Cybercriminals can also harness AI to develop more sophisticated attacks. Adversarial machine learning involves manipulating AI systems by introducing subtle changes to input data, such as images or text, to outsmart AI algorithms and evade detection by security systems. 

Consequently, this situation emphasizes the importance of cybersecurity insurance and identity theft insurance, presenting an opportunity to the insurance industry to address the rising demand for better protection against cyber threats.

AI Increases Property & Casualty Risks

AI-driven autonomous vehicles or devices, such as self-driving cars and drones, raise concerns about safety and liability. System malfunctions, software bugs, and sensor failures in these systems could lead to accidents, injuries, or even fatalities. This could lead to a need for increased insurance coverage for vehicle owners, manufacturers, and operators.

In the case of autonomous vehicles, liability for accidents may shift from human drivers to manufacturers, software developers, and technology suppliers. Insurers may need to reassess liability risks and coverage requirements for autonomous vehicle manufacturers and suppliers, including software errors, design defects, and failure to warn consumers of system limitations or risks.

Insurers would do well to collaborate with stakeholders, including regulators, manufacturers, technology providers, and consumers, to address emerging risks. They have an opportunity to develop appropriate insurance products, while promoting responsible deployment and use of autonomous transportation technologies.

Electric Vehicles 

EVs Increase Auto Risks

According to a report by RMI, by 2030, over two-thirds of cars on U.S. roads will be electric vehicles (EVs). While EVs are generally considered safe, there are concerns about the risk of fire or thermal runaway in lithium-ion batteries, especially in instances of high-speed collisions or during the charging process. 

Electric vehicles can also cost more to repair and replace. For that reason, EV owners would be wise to invest in coverages beyond regular auto insurance, such as new car replacement insurance and original car replacement insurance. Depending on the situation, gap insurance may also be a good idea. Because of the increased costs, policyholders may be more likely to bundle with their homeowners insurance.

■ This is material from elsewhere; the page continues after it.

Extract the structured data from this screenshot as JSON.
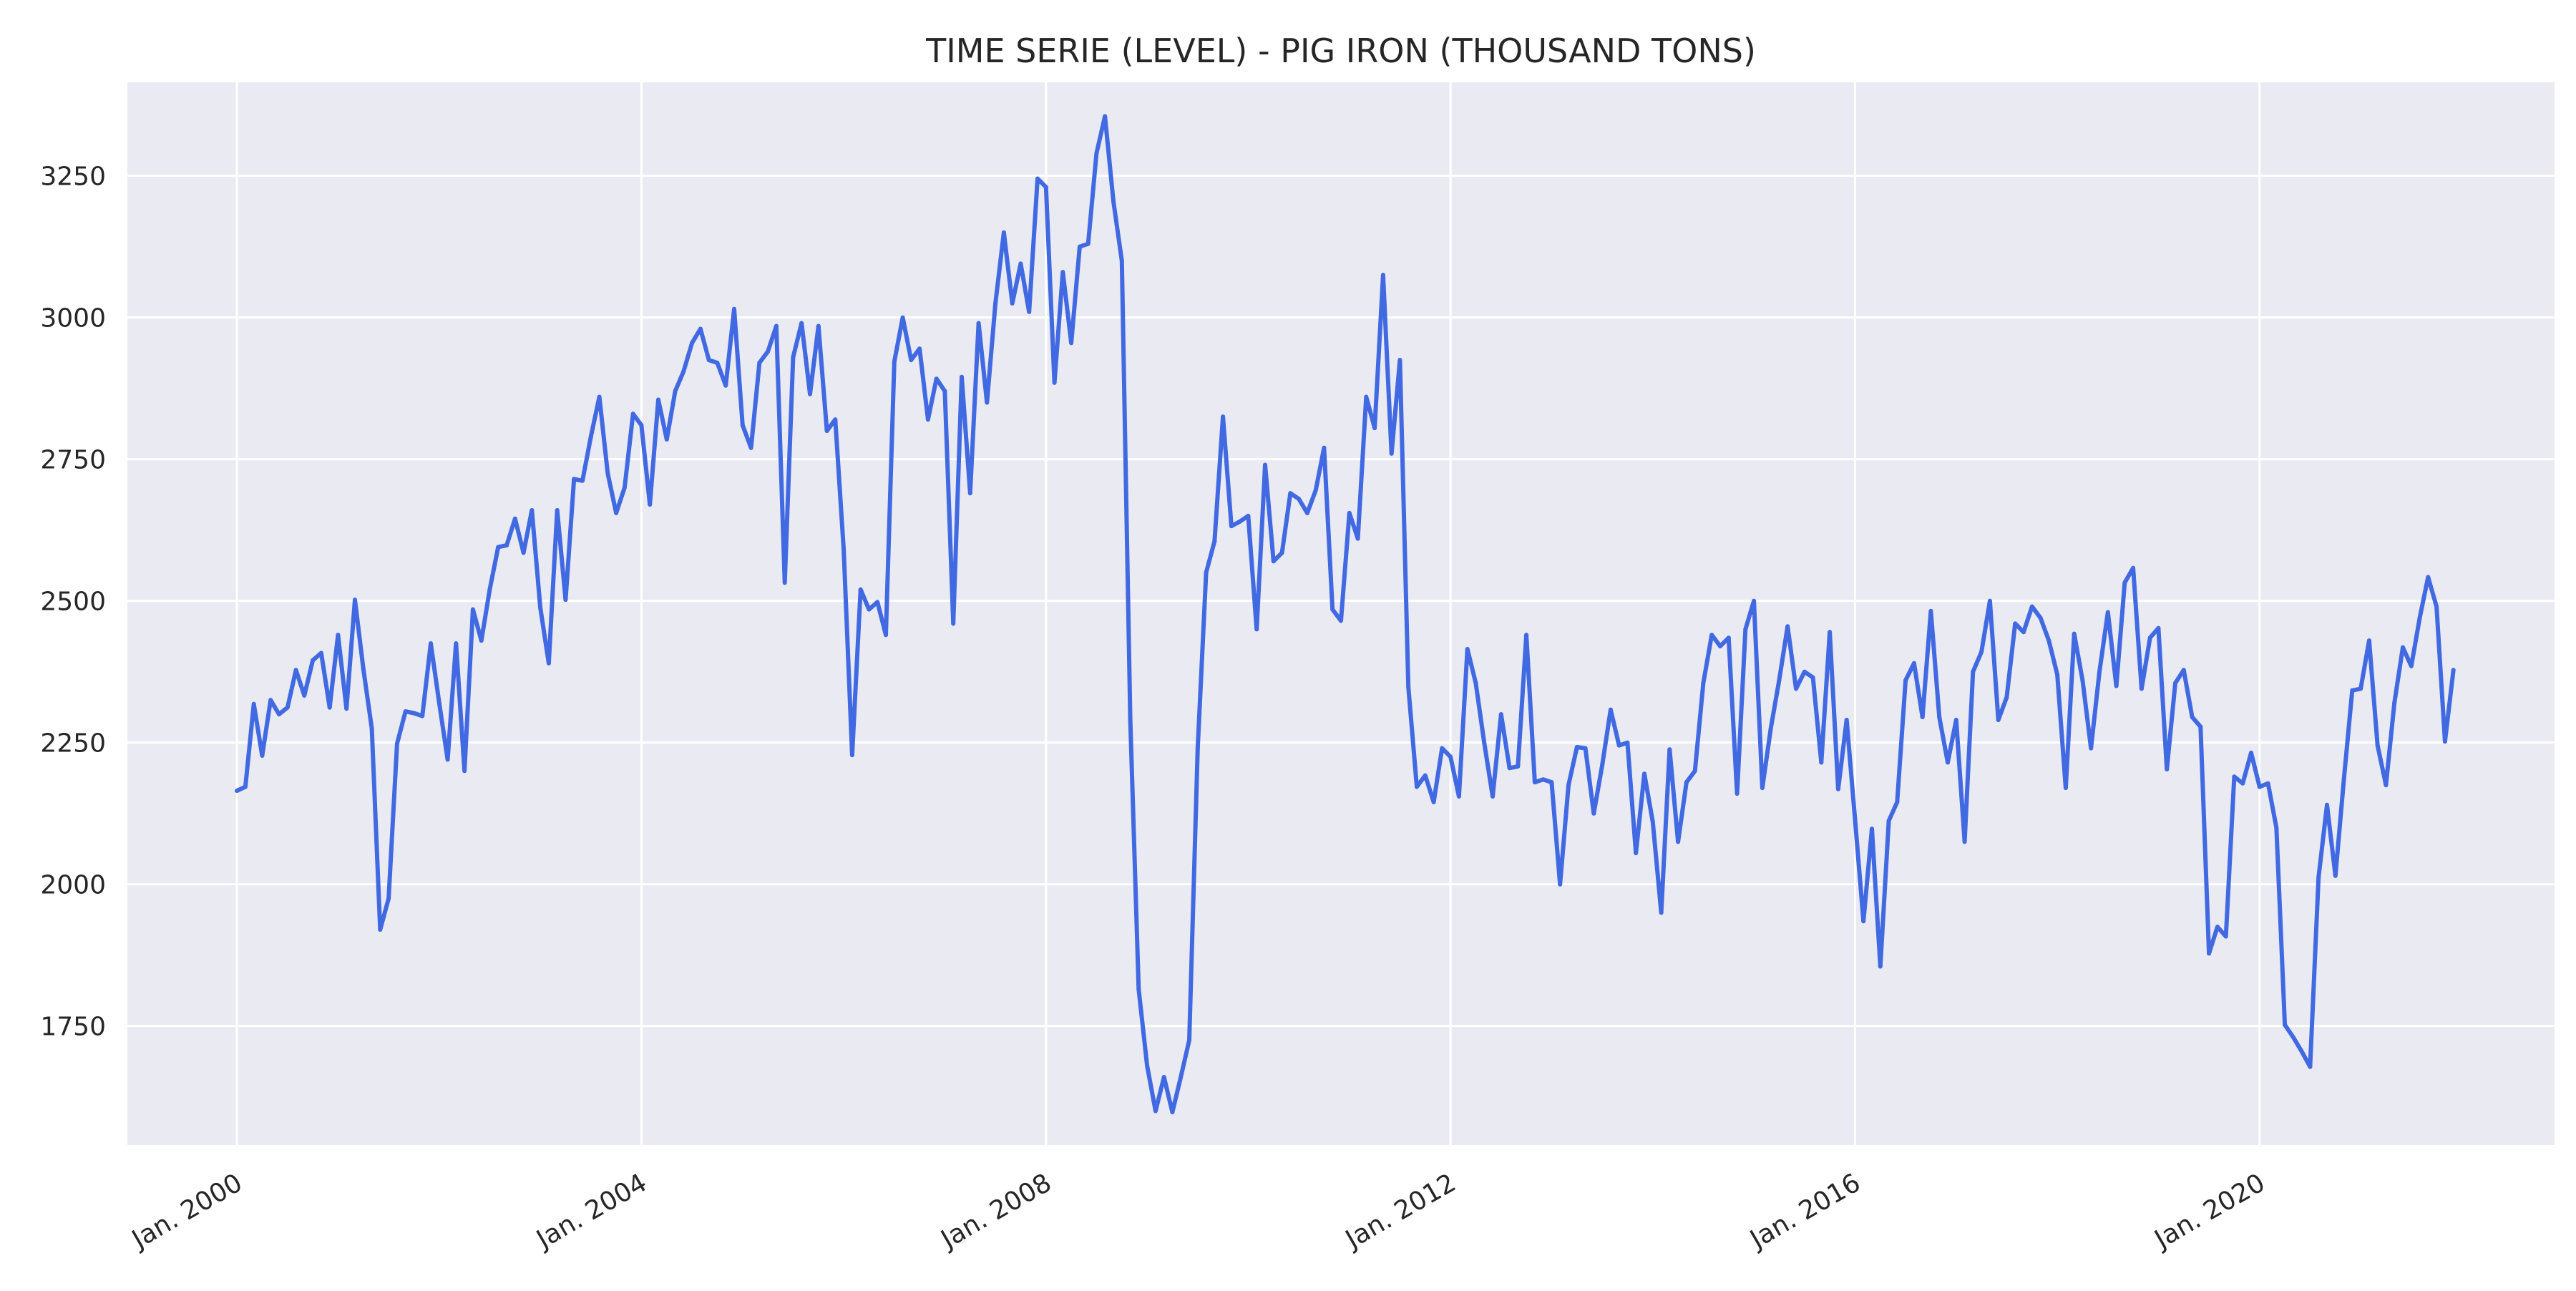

Insurers also have the opportunity to provide tailored insurance products designed specifically for EV owners. These products can provide coverage for risks like battery degradation, damage to charging infrastructure, and specialized repair and maintenance needs. Insurers can also partner with roadside assistance providers to offer specialized services like mobile charging units, battery replacements, and towing assistance.

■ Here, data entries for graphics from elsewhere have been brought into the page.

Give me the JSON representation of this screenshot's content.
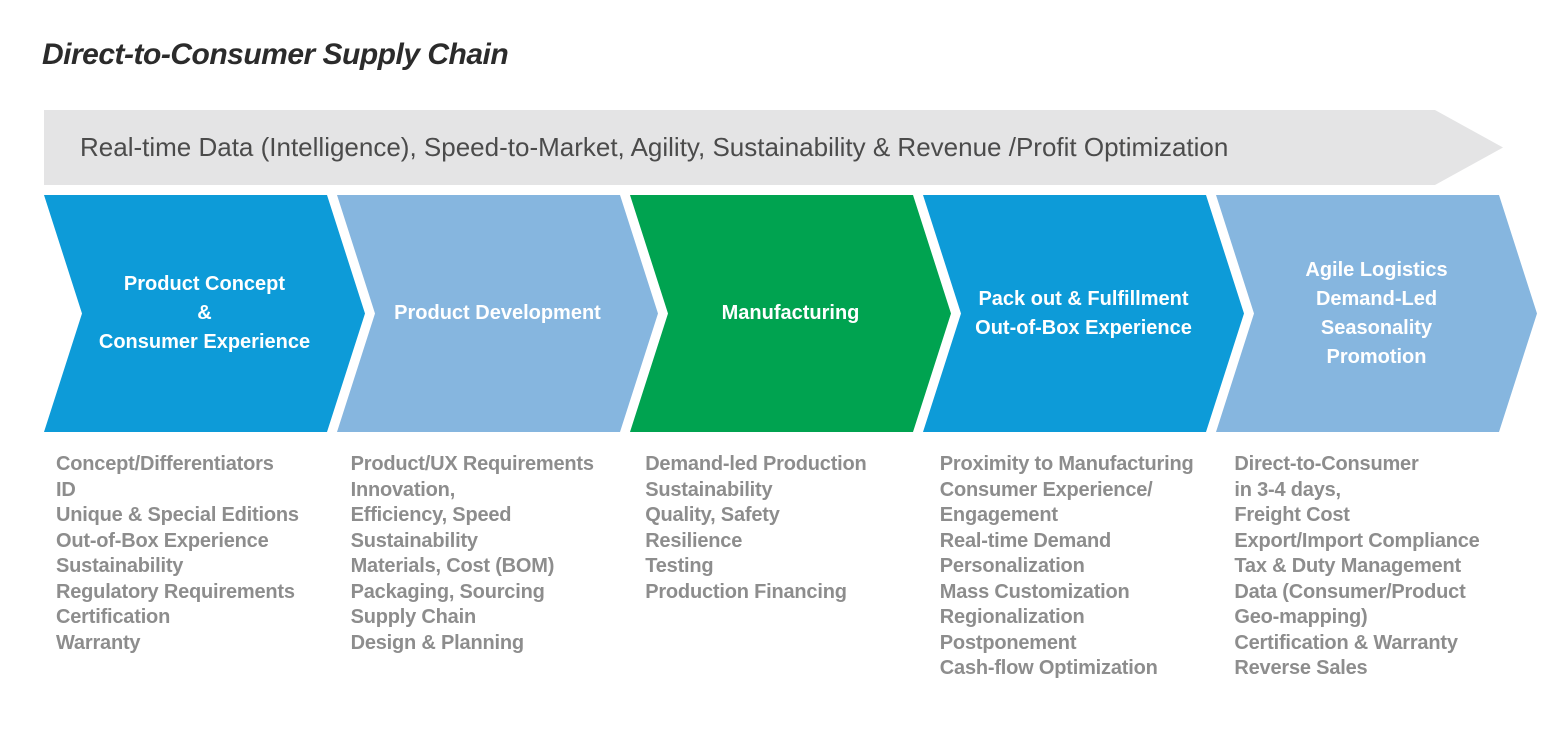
{
  "page": {
    "title": "Direct-to-Consumer Supply Chain"
  },
  "banner": {
    "text": "Real-time Data (Intelligence), Speed-to-Market, Agility, Sustainability & Revenue /Profit Optimization",
    "bg_color": "#e4e4e5",
    "text_color": "#4b4b4b"
  },
  "colors": {
    "blue": "#0d9bd8",
    "light_blue": "#86b6df",
    "green": "#00a350",
    "title_text": "#2b2b2b",
    "list_text": "#8d8d8d",
    "stage_label_text": "#ffffff"
  },
  "stages": [
    {
      "label_lines": [
        "Product Concept",
        "&",
        "Consumer Experience"
      ],
      "color_key": "blue",
      "items": [
        "Concept/Differentiators",
        "ID",
        "Unique & Special Editions",
        "Out-of-Box Experience",
        "Sustainability",
        "Regulatory Requirements",
        "Certification",
        "Warranty"
      ]
    },
    {
      "label_lines": [
        "Product Development"
      ],
      "color_key": "light_blue",
      "items": [
        "Product/UX Requirements",
        "Innovation,",
        "Efficiency, Speed",
        "Sustainability",
        "Materials, Cost (BOM)",
        "Packaging, Sourcing",
        "Supply Chain",
        "Design & Planning"
      ]
    },
    {
      "label_lines": [
        "Manufacturing"
      ],
      "color_key": "green",
      "items": [
        "Demand-led Production",
        "Sustainability",
        "Quality, Safety",
        "Resilience",
        "Testing",
        "Production Financing"
      ]
    },
    {
      "label_lines": [
        "Pack out & Fulfillment",
        "Out-of-Box Experience"
      ],
      "color_key": "blue",
      "items": [
        "Proximity to Manufacturing",
        "Consumer Experience/",
        "Engagement",
        "Real-time Demand",
        "Personalization",
        "Mass Customization",
        "Regionalization",
        "Postponement",
        "Cash-flow Optimization"
      ]
    },
    {
      "label_lines": [
        "Agile Logistics",
        "Demand-Led",
        "Seasonality",
        "Promotion"
      ],
      "color_key": "light_blue",
      "items": [
        "Direct-to-Consumer",
        "in 3-4 days,",
        "Freight Cost",
        "Export/Import Compliance",
        "Tax & Duty Management",
        "Data (Consumer/Product",
        "Geo-mapping)",
        "Certification & Warranty",
        "Reverse Sales"
      ]
    }
  ]
}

Insurers can use telematics and data analytics to more accurately assess the risk profile of EV drivers. Factors such as driving habits, charging routines, and battery condition can be taken into account when determining premium rates and coverage levels.

Solar Panels

Solar Panels

Solar panels offer a variety of advantages to the individual and the world as a whole, including reduced electricity expenses and environmental sustainability. However, they also present certain risks to the public. 

Solar Panels Increase Property Owner Risks 

While rare, solar panel systems can pose a fire risk due to faulty wiring, improper installation, or manufacturing defects. Improper installation or maintenance of solar panels can lead to structural damage to buildings. Water leaks, roof penetrations, or structural stress caused by the weight of solar panels can compromise the integrity of the building and lead to costly repairs.

Solar panel installations may increase liability exposure for property owners, particularly in cases where third parties (e.g., contractors, installers) are involved in the installation or maintenance process. Liability risks may include property damage, personal injury, or legal disputes.

Insurers have the opportunity to offer customized coverage for solar panel systems, providing protection against potential risks like fire damage, performance degradation, and liability concerns. Insurers can also provide coverage for the installation and maintenance of the panels. This can help shield property owners against risks like contractor errors, property damage, and worker injuries.

 

Final Thoughts

Overall, while these technologies present risks to the public, they also create opportunities for the insurance industry to develop innovative products and value-added services to mitigate those risks. By addressing the specific needs and concerns of these technology owners and users, insurers can capitalize on the growing market for these technologies and those yet to come.